Cette situation préoccupe vivement l’Agence des Nations unies pour les réfugiés (HCR), qui a alerté sur l’atteinte d’un seuil critique en raison de l’afflux massif et rapide de réfugiés et de demandeurs d’asile fuyant les violences dans l’Est de la RDC. Selon le HCR, depuis le début du mois de décembre, plus de 84 000 personnes en provenance du Sud-Kivu ont franchi la frontière vers le Burundi. Ce nouvel afflux porte à plus de 200 000 le nombre total de réfugiés et demandeurs d’asile congolais actuellement présents sur le territoire burundais.
Au Burundi, les centres de transit et les sites d’accueil informels sont largement saturés, certains atteignant près de 200 % de leur capacité, laissant des centaines de familles dans des conditions extrêmement précaires. La pénurie aiguë d’eau potable et d’installations sanitaires accroît considérablement le risque d’épidémies de maladies potentiellement mortelles, telles que le choléra et la variole. Le HCR souligne l’urgence d’un approvisionnement en abris, latrines, eau, nourriture et médicaments afin de répondre aux besoins essentiels des populations affectées.
Face à cette pression, le gouvernement burundais a désigné un nouveau site d’accueil à Bweru, dans la province de Ruyigi Buhumuza, à l’est du pays, pour désengorger les structures existantes. À ce jour, près de 21 000 réfugiés ont été transférés vers ce site. Toutefois, les conditions de vie y demeurent difficiles. Faute de tentes en nombre suffisant, de nombreuses familles dorment encore à la belle étoile, exposées aux intempéries et aux températures nocturnes basses, aggravées par des pluies persistantes, précise le HCR.
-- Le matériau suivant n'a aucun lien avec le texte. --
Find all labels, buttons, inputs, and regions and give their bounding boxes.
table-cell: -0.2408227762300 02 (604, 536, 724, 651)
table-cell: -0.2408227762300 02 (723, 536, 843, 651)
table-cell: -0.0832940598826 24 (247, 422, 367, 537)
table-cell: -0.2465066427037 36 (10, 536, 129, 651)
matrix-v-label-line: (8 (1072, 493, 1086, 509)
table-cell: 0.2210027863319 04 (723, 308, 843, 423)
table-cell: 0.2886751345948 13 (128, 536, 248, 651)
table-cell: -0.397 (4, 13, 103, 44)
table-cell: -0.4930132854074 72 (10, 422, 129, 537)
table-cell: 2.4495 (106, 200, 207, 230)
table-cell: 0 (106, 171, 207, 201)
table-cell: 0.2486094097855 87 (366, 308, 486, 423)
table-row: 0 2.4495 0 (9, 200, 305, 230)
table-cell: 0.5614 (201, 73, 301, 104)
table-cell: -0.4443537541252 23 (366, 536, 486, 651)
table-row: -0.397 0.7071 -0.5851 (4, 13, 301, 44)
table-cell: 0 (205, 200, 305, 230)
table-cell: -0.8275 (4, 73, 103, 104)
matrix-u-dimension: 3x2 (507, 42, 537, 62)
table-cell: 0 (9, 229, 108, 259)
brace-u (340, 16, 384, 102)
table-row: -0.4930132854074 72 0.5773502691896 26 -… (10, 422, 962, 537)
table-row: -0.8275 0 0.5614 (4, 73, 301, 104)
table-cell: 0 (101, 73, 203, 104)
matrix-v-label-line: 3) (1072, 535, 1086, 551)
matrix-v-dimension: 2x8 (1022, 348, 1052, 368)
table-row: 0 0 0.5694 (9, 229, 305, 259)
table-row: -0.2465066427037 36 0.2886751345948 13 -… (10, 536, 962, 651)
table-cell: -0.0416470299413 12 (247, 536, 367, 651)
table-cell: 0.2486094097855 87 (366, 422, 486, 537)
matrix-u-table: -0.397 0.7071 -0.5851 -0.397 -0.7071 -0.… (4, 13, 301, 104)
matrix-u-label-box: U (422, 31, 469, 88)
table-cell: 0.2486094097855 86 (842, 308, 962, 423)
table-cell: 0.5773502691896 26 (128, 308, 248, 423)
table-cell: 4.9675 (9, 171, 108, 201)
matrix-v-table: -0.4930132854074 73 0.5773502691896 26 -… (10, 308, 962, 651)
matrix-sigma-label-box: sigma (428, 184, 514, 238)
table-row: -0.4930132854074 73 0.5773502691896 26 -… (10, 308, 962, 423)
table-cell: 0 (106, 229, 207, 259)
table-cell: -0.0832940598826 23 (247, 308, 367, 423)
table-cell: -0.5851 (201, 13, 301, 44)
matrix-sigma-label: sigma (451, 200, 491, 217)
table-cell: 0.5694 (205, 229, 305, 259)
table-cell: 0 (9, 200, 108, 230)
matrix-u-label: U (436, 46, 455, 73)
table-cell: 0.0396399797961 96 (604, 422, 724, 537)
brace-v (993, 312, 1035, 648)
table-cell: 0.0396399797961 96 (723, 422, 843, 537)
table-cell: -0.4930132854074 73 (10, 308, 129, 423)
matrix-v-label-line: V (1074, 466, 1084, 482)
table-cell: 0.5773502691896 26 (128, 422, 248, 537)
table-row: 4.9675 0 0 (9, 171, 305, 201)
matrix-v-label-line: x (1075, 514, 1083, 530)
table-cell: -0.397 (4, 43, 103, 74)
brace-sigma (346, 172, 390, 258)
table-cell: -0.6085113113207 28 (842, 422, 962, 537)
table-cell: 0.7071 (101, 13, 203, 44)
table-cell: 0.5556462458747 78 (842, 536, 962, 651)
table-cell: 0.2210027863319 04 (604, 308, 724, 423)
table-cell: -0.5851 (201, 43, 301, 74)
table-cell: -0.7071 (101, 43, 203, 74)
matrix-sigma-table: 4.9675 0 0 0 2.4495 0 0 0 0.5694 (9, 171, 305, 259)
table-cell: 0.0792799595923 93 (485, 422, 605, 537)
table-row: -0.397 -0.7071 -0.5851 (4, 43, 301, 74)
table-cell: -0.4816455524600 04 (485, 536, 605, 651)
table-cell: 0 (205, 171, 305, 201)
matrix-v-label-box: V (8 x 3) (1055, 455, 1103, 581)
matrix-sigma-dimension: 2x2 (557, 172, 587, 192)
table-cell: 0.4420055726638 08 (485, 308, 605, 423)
De l’autre côté de la frontière, dans la province du Sud-Kivu en RDC, la poursuite des violences, les attaques de drones et les bombardements ont contraint plus de 500 000 personnes à fuir leurs foyers. Beaucoup ont été déplacées à plusieurs reprises au cours de l’année. Des dizaines d’écoles servent désormais de sites d’hébergement surpeuplés, tandis que les premiers cas de choléra ont été signalés. Selon le HCR, l’insécurité persistante continue de restreindre l’accès humanitaire, limitant la capacité des acteurs à venir en aide aux populations en situation de détresse extrême. Là où l’accès est possible, l’agence onusienne et ses partenaires poursuivent leurs activités de protection et d’assistance vitale.
Cette dégradation humanitaire intervient dans un contexte marqué par l’annonce, jugée controversée par Kinshasa, du retrait de l’AFC/M23 de la ville d’Uvira. Les autorités congolaises estiment que cette déclaration vise essentiellement à détourner l’attention et à réduire la pression internationale, notamment celle exercée par les États-Unis, sur Kigali, considéré par les Nations unies comme le principal soutien de cette rébellion. Sur le terrain, l’AFC/M23 poursuit ses conquêtes territoriales et met en place une administration parallèle échappant au contrôle des autorités de Kinshasa.
Ville stratégique dans le dispositif sécuritaire du gouvernement congolais au Sud-Kivu, Uvira était passée sous le contrôle de l’AFC/M23, renforçant ainsi l’emprise de la rébellion dans les provinces du Nord-Kivu et du Sud-Kivu. Ce verrou sécuritaire est perçu comme un point clé susceptible de faciliter une avancée vers l’espace du Grand Katanga, considéré comme le poumon économique de la RDC.